Ese análisis debería darse en el diván, pues entraña un pensamiento egotista y con tendencia paranoide (narcisismo, megalomanía), pero resulta que es muy propio de los políticos populistas que hoy llenan el mundo, las regiones y los estados (Enrique Alfaro en Jalisco, para no ir lejos).

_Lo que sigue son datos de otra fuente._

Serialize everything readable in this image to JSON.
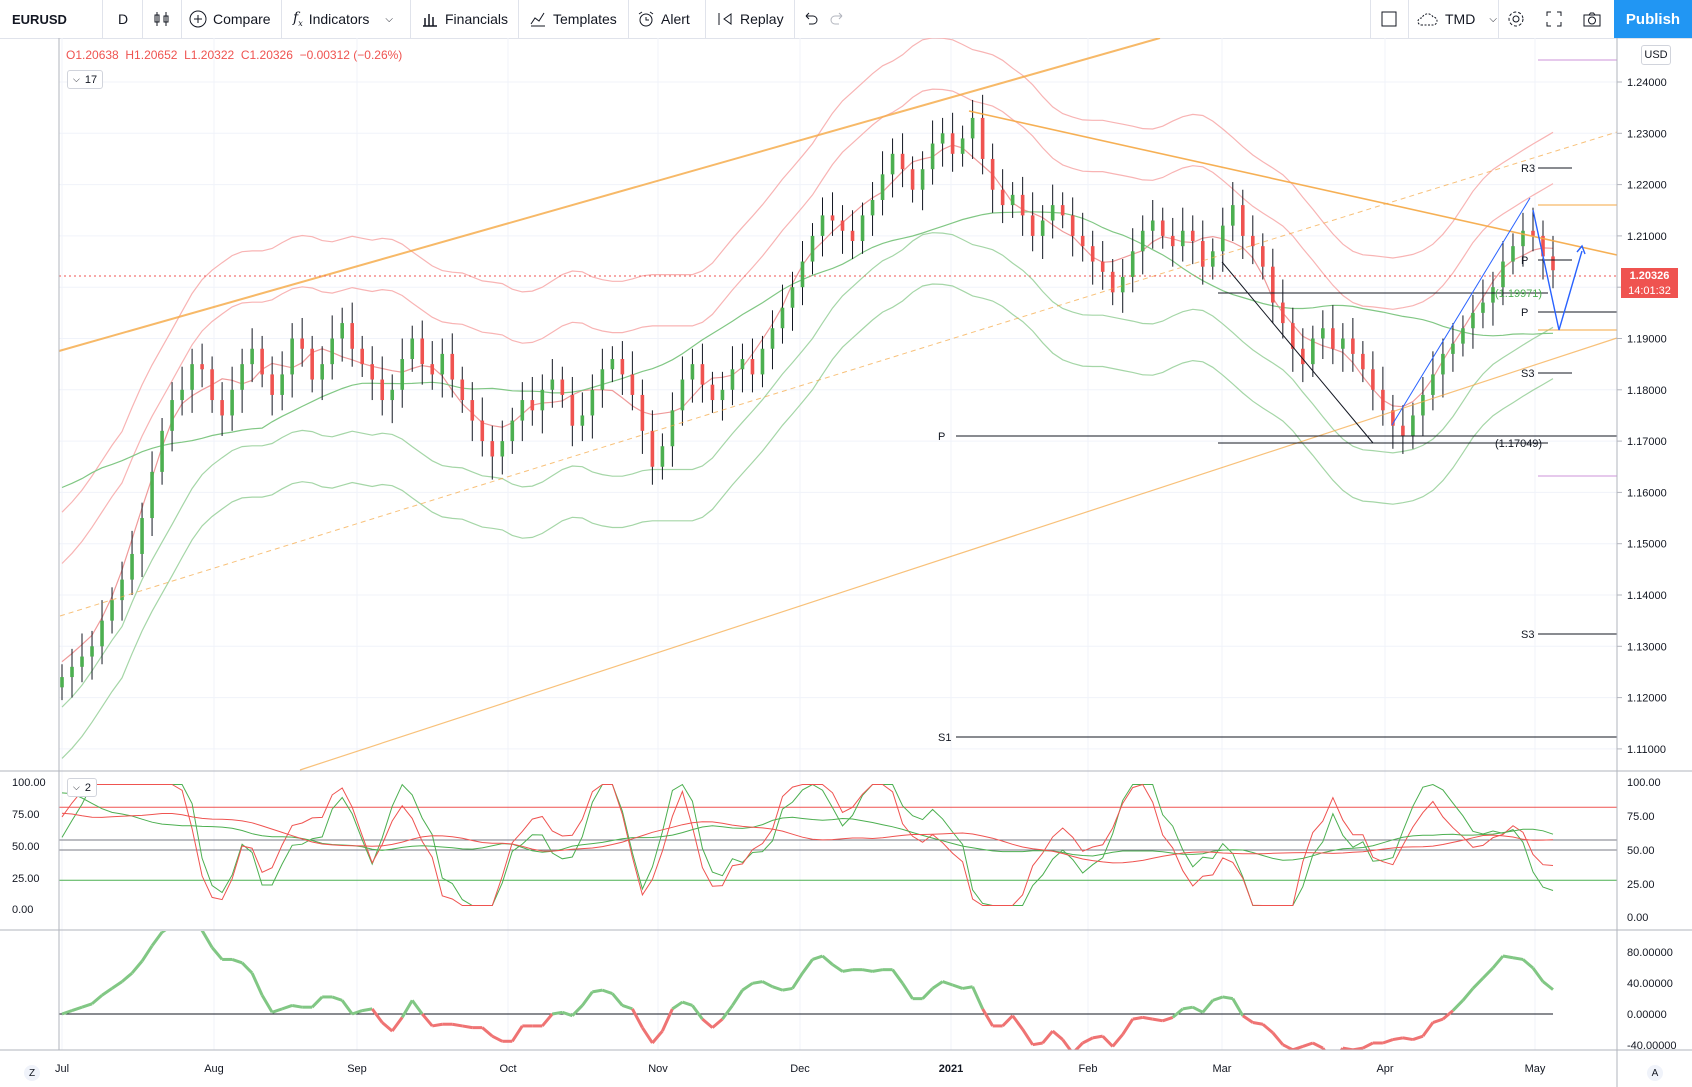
{
  "toolbar": {
    "symbol": "EURUSD",
    "interval": "D",
    "compare_label": "Compare",
    "indicators_label": "Indicators",
    "financials_label": "Financials",
    "templates_label": "Templates",
    "alert_label": "Alert",
    "replay_label": "Replay",
    "layout_name": "TMD",
    "publish_label": "Publish"
  },
  "legend": {
    "open": "O1.20638",
    "high": "H1.20652",
    "low": "L1.20322",
    "close": "C1.20326",
    "change": "−0.00312 (−0.26%)",
    "indicator_count": "17"
  },
  "oscillator_pane": {
    "indicator_count": "2"
  },
  "currency_label": "USD",
  "last_price": "1.20326",
  "countdown": "14:01:32",
  "colors": {
    "up": "#4caf50",
    "down": "#ef5350",
    "accent": "#2196f3",
    "trendline": "#f5a742",
    "pivot": "#131722"
  },
  "main_axis": {
    "ticks": [
      "1.24000",
      "1.23000",
      "1.22000",
      "1.21000",
      "1.20000",
      "1.19000",
      "1.18000",
      "1.17000",
      "1.16000",
      "1.15000",
      "1.14000",
      "1.13000",
      "1.12000",
      "1.11000"
    ]
  },
  "stoch_axis": {
    "left_ticks": [
      "100.00",
      "75.00",
      "50.00",
      "25.00",
      "0.00"
    ],
    "right_ticks": [
      "100.00",
      "75.00",
      "50.00",
      "25.00",
      "0.00"
    ]
  },
  "momentum_axis": {
    "ticks": [
      "80.00000",
      "40.00000",
      "0.00000",
      "-40.00000"
    ]
  },
  "time_axis": {
    "labels": [
      "Jul",
      "Aug",
      "Sep",
      "Oct",
      "Nov",
      "Dec",
      "2021",
      "Feb",
      "Mar",
      "Apr",
      "May"
    ]
  },
  "annotations": {
    "pivot_p_label": "P",
    "pivot_s1_label": "S1",
    "r3_label": "R3",
    "p_right_label": "P",
    "p_right_label2": "P",
    "s3_label": "S3",
    "s3_label2": "S3",
    "level_1": "(1.19971)",
    "level_2": "(1.17049)"
  },
  "corners": {
    "left": "Z",
    "right": "A"
  },
  "chart_data": {
    "type": "candlestick",
    "symbol": "EURUSD",
    "interval": "D",
    "ylim": [
      1.105,
      1.247
    ],
    "x_labels": [
      "Jul",
      "Aug",
      "Sep",
      "Oct",
      "Nov",
      "Dec",
      "2021",
      "Feb",
      "Mar",
      "Apr",
      "May"
    ],
    "close_path": [
      1.124,
      1.126,
      1.128,
      1.13,
      1.135,
      1.139,
      1.143,
      1.148,
      1.155,
      1.164,
      1.172,
      1.178,
      1.18,
      1.185,
      1.184,
      1.178,
      1.175,
      1.18,
      1.185,
      1.188,
      1.183,
      1.179,
      1.183,
      1.19,
      1.188,
      1.182,
      1.185,
      1.19,
      1.193,
      1.188,
      1.185,
      1.182,
      1.178,
      1.18,
      1.186,
      1.19,
      1.185,
      1.183,
      1.187,
      1.182,
      1.178,
      1.174,
      1.17,
      1.167,
      1.17,
      1.174,
      1.178,
      1.176,
      1.18,
      1.182,
      1.179,
      1.173,
      1.175,
      1.18,
      1.184,
      1.186,
      1.183,
      1.179,
      1.172,
      1.165,
      1.169,
      1.176,
      1.182,
      1.185,
      1.181,
      1.178,
      1.18,
      1.184,
      1.186,
      1.183,
      1.188,
      1.192,
      1.196,
      1.2,
      1.205,
      1.21,
      1.214,
      1.213,
      1.211,
      1.209,
      1.214,
      1.217,
      1.222,
      1.226,
      1.223,
      1.219,
      1.223,
      1.228,
      1.23,
      1.226,
      1.229,
      1.233,
      1.225,
      1.219,
      1.216,
      1.218,
      1.214,
      1.21,
      1.213,
      1.216,
      1.214,
      1.21,
      1.208,
      1.205,
      1.203,
      1.199,
      1.202,
      1.207,
      1.211,
      1.213,
      1.21,
      1.208,
      1.211,
      1.209,
      1.204,
      1.207,
      1.212,
      1.216,
      1.21,
      1.208,
      1.204,
      1.197,
      1.193,
      1.188,
      1.185,
      1.19,
      1.192,
      1.188,
      1.19,
      1.187,
      1.184,
      1.18,
      1.176,
      1.173,
      1.171,
      1.175,
      1.179,
      1.183,
      1.187,
      1.189,
      1.192,
      1.195,
      1.197,
      1.2,
      1.205,
      1.208,
      1.211,
      1.21,
      1.206,
      1.2033
    ],
    "series": [
      {
        "name": "close",
        "values": "close_path"
      }
    ]
  }
}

Es decir, las pulsiones personales del presidente se convierten en un problema para todos: no es lo mismo el pensamiento de mi vecino solitario que siente que el mundo no lo merece, al de un “pastor del pueblo” -como le gusta pensarse- cuya visión de la realidad determina tantas cosas en la vida de millones de personas. 
De este modo, independientemente de que las creencias de López Obrador dan el tono de su administración, sin duda afectan vida y destino de millones de personas.
Su idea de combatir corrupción con “compras consolidadas “ en el sector salud, por ejemplo, ha acrecentado el sufrimiento de miles de pacientes que se  han visto privadas de medicinas para sus tratamientos; su pretensión de establecer un amplio sistema de asistencia social vía subsidios directos ha dejado sin recursos a programas institucionales que paliaban pobreza y exclusión, como guarderías o centros de atención para mujeres violentadas; su idea de la austeridad a rajatabla ha hecho perder empleos a miles de burócratas y reducir dinero a sectores tan esenciales como el ambiental o el educativo, sin perder de vista la postergación de la urgente reforma fiscal. 

 

En el tema de seguridad, “abrazos no balazos ” y la constitución moral revelan que las buenas intenciones agrandaron las llamas del infierno ciertamente heredado… entre otras cosas, el aumento de delitos de odio contra mujeres o los incalificables abusos impunes y criminales contra los niños. 

 

Las mujeres alzan la voz y ponen en predicamento la enorme popularidad de López Obrador.  En el mejor de los casos, abren oportunidad de que el mandatario se baje de la nube de la “realidad alternativa ” en que viven sus discursos, y se decida a enfrentar a ese México real, complejo, pluralista y contradictorio.  

 

¿Cual es el riesgo de que eso no suceda? No solo que no asuma la urgencia del cambio, sino que ahonde más en las divisiones que su discurso ha generado y dé pie a que muchos de sus defensores asuman un papel justiciero que por lo menos normalice la violencia contra ese segmento mayoritario de nuestra población. Y ese costo es inadmisible para México.